1.5.15 (January 25, 2019)

Documentation tweaked.

Dropped unused argument to spanlist().

1.5.13 (June 3, 2018)

Documentation tweaks.

1.5.12 (June 2, 2018)

Updated testing matrix. Now includes Python 3.7 pre-release.

Tox tests trimmed in favor of Travis CI.

1.5.11 (October 13, 2017)

Add pyproject.toml for PEP 508 conformance

1.5.10 (May 30, 2017)

Update Python version compatibility strategy. Now Python 3 centric. More future-proofed.

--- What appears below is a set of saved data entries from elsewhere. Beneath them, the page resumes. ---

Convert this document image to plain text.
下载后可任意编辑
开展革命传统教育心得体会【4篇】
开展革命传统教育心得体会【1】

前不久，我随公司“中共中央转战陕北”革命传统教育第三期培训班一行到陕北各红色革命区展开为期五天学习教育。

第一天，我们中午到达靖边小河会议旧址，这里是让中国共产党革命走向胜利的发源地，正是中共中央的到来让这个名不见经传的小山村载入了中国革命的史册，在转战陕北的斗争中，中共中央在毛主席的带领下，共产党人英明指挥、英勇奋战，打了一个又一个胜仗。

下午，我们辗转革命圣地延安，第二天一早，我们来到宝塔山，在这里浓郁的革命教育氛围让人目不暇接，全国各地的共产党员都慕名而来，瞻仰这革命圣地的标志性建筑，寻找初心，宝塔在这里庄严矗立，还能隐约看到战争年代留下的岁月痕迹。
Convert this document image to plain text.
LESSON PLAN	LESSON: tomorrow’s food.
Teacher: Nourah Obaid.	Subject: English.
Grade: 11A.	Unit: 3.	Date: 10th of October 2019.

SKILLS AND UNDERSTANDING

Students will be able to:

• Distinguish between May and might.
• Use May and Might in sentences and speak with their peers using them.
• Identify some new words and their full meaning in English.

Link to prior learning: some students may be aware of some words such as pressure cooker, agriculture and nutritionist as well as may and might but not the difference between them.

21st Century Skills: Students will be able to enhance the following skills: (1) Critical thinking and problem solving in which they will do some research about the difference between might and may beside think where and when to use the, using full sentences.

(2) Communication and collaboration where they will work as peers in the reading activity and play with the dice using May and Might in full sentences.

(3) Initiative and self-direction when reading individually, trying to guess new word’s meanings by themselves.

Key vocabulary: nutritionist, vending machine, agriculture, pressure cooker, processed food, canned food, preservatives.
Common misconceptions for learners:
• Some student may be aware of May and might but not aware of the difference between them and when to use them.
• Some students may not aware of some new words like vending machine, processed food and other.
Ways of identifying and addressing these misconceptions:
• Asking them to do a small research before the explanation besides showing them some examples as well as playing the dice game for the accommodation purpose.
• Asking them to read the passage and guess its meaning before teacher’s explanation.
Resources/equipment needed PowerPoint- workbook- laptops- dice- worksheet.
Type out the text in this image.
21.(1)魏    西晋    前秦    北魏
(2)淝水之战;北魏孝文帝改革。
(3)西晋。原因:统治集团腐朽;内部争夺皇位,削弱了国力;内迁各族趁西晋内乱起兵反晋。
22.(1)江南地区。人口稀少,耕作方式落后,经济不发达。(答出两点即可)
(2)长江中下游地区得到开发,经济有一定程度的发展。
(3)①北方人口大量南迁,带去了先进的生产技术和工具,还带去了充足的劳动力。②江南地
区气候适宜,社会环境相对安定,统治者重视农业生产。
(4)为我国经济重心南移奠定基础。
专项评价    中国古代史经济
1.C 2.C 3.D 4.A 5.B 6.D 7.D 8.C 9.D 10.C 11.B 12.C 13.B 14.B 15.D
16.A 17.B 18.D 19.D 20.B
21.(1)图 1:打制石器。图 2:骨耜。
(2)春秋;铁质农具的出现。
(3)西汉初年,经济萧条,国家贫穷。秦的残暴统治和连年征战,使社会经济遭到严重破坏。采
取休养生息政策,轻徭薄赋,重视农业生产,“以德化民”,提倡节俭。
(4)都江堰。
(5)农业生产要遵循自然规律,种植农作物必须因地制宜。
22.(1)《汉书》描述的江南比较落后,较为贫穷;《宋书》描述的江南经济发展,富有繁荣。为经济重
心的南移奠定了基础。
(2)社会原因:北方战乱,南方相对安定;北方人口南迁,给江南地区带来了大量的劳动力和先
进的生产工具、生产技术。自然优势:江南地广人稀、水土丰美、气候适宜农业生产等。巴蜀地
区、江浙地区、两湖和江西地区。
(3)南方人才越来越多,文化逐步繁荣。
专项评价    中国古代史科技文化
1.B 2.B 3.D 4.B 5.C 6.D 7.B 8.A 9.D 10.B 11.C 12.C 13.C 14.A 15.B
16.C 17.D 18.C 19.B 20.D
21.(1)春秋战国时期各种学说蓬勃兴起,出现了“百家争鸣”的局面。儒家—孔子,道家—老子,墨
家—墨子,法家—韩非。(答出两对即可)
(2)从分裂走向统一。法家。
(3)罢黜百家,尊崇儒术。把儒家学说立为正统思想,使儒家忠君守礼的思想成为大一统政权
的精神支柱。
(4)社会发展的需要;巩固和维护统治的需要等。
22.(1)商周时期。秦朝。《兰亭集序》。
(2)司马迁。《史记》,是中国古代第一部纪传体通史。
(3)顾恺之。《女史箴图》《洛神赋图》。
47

Updated testing matrix. Tweaked docs.

1.5.8 (February 9, 2017)

Changed from module to package builds.

1.5.5 (February 1, 2017)

Documentation upgrades.

1.5.4 (January 31, 2017)

Tested and certified for all early 2017 versions of Python including latest builds of 2.6, 2.7, 3.3, 3.4, 3.5, and 3.6, as well as latest PyPy and PyPy3.

1.5.3 (June 21, 2016)

Tested and certified for Python 2.7.11, 3.4.4, 3.5.1, 3.6.0a2, PyPy 3.5.1 (based on Python 2.7.10), and PyPy3 5.2.0-alpha0 (based on Python 3.3.5). Python 3.2 is deprecated due to its advancing age and now-limited compatibility with my test rig. It still passes Travis CI tests–but as soon as it does not, it will be withdrawn from support.

1.5.2 (September 23, 2015)

Tested and certified for PyPy 2.6.1 (based on Python 2.7.10)

1.5.1 (September 14, 2015)

Updated testing for Python 3.5.0 final.

1.5.0 (August 27, 2015)

Added universe method. Extended tests. Continuing to extend docs.

1.4.4 (August 27, 2015)

Improving documentation, especially around API details. Will probably require a handful of incremental passes to get the API reference ship-shape.

1.4.2 (August 26, 2015)

Reorganied documentation. Added API details and moved full docs to Read The Docs.

1.4.1

Achieves 100% branch coverage. Hooah!

1.4.0

Achieves 100% test coverage and integrated coverage testing across multiple versions with tox.

1.3.10

Improved test coverage and explicit coverage testing. Also tweaked docs.

1.3.9

Simplified setup.py and packaging.

1.3.7

Adds bdist_wheel packaging support.

1.3.6

Switches from BSD to Apache License 2.0 and integrates tox testing with setup.py

1.3.0

Adds * notation for abstract “the rest of the items” in an intspanlist.

1.2.6

Inaugurates continuous integration with Travis CI.

1.2.0

Adds an experimental spanlist constructor and intspanlist type.

1.1.0

Adds from_range and complement methods; improves error handling of pop on an empty set), and tweaks testing.

1.0.0

Immediately follows 0.73. Bumped to institute a cleaner “semantic versioning” scheme. Upgraded from “beta” to “production” status.

0.73.0

Updates testing to include the latest Python 3.4

0.7.0

Fixed parsing of spans including negative numbers, and added the ranges() method. As of 0.71, the from_ranges() constructor appeared.